1 mol of electrons pass through each of the solution of `AgNO_(3), CuSO_(4) and AlCl_(3) ` when Ag, Cu and Al are deposited. Molar ratio of their deposition will be:

To solve the problem of finding the molar ratio of deposition of Ag, Cu, and Al when 1 mole of electrons passes through their respective solutions, we can follow these steps: ### Step 1: Write the half-reactions for each metal ion - For silver (Ag): \[ \text{Ag}^+ + e^- \rightarrow \text{Ag} \] This shows that 1 mole of Ag^+ requires 1 mole of electrons to deposit 1 mole of Ag. - For copper (Cu): \[ \text{Cu}^{2+} + 2e^- \rightarrow \text{Cu} \] This indicates that 1 mole of Cu^2+ requires 2 moles of electrons to deposit 1 mole of Cu. - For aluminum (Al): \[ \text{Al}^{3+} + 3e^- \rightarrow \text{Al} \] This shows that 1 mole of Al^3+ requires 3 moles of electrons to deposit 1 mole of Al. ### Step 2: Determine the amount of metal deposited per mole of electrons - For Ag: 1 mole of Ag is deposited with 1 mole of electrons. - For Cu: With 1 mole of electrons, only \( \frac{1}{2} \) mole of Cu is deposited (since it requires 2 moles of electrons for 1 mole of Cu). - For Al: With 1 mole of electrons, only \( \frac{1}{3} \) mole of Al is deposited (since it requires 3 moles of electrons for 1 mole of Al). ### Step 3: Establish the molar ratios Now we can summarize the deposition amounts: - Ag: 1 mole - Cu: \( \frac{1}{2} \) mole - Al: \( \frac{1}{3} \) mole To find a common ratio, we can express these amounts with a common denominator.

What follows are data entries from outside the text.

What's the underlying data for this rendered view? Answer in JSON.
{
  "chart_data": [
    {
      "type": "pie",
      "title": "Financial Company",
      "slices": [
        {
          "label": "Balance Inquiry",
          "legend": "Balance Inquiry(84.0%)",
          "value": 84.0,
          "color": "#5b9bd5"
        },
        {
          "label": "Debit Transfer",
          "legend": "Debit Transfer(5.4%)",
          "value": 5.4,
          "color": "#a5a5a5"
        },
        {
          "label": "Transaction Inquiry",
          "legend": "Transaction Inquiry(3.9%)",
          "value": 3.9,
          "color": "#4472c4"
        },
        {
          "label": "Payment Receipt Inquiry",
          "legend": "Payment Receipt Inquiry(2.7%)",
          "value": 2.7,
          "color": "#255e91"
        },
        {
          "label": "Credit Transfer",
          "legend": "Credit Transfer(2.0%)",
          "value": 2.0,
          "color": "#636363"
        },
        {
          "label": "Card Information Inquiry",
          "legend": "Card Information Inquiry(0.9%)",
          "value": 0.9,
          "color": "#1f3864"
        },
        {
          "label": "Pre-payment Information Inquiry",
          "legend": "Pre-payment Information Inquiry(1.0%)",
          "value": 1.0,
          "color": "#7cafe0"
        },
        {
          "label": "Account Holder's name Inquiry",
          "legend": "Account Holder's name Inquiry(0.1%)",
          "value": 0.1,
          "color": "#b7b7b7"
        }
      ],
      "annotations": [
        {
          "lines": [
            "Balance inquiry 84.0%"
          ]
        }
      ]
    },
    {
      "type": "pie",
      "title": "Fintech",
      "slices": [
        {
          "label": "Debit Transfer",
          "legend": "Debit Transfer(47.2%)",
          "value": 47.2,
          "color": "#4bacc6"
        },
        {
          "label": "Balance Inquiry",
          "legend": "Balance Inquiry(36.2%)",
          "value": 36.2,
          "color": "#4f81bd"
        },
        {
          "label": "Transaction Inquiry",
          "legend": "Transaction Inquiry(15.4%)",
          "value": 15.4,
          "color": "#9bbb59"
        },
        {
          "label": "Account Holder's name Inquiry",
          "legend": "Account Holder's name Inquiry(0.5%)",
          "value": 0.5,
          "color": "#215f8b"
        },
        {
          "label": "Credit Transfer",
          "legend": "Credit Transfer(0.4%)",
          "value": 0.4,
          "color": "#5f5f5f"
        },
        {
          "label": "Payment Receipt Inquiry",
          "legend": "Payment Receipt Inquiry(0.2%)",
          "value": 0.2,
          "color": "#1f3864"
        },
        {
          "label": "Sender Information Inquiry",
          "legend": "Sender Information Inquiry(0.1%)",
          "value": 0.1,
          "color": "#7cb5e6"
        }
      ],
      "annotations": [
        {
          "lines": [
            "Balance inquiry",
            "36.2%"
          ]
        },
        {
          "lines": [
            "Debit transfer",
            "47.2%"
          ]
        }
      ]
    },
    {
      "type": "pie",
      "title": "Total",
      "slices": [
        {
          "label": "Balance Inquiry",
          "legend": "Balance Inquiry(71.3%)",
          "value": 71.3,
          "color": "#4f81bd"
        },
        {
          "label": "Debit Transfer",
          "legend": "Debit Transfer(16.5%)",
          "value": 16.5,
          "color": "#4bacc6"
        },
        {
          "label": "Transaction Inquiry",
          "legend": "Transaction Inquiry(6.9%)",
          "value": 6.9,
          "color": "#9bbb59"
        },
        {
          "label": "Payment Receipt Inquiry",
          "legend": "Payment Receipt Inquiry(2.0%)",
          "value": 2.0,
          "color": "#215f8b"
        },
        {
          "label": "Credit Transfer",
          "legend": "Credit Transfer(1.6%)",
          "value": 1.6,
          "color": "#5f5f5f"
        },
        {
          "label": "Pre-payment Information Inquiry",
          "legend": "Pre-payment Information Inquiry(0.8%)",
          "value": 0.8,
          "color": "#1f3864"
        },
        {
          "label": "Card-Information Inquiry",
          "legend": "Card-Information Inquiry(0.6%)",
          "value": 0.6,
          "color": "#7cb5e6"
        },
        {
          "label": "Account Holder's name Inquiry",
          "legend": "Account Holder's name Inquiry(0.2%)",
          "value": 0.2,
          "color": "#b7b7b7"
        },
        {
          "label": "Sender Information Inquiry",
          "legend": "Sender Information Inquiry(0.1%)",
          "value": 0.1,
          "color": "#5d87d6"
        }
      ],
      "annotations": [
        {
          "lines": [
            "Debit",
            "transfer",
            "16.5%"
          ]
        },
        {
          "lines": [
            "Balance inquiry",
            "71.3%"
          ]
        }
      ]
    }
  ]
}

The least common multiple of 1, 2, and 3 is 6. - Ag: \( 1 \times 6 = 6 \) - Cu: \( \frac{1}{2} \times 6 = 3 \) - Al: \( \frac{1}{3} \times 6 = 2 \) Thus, the molar ratio of their deposition is: \[ \text{Ag} : \text{Cu} : \text{Al} = 6 : 3 : 2 \] ### Final Answer The molar ratio of their deposition will be \( 6 : 3 : 2 \). ---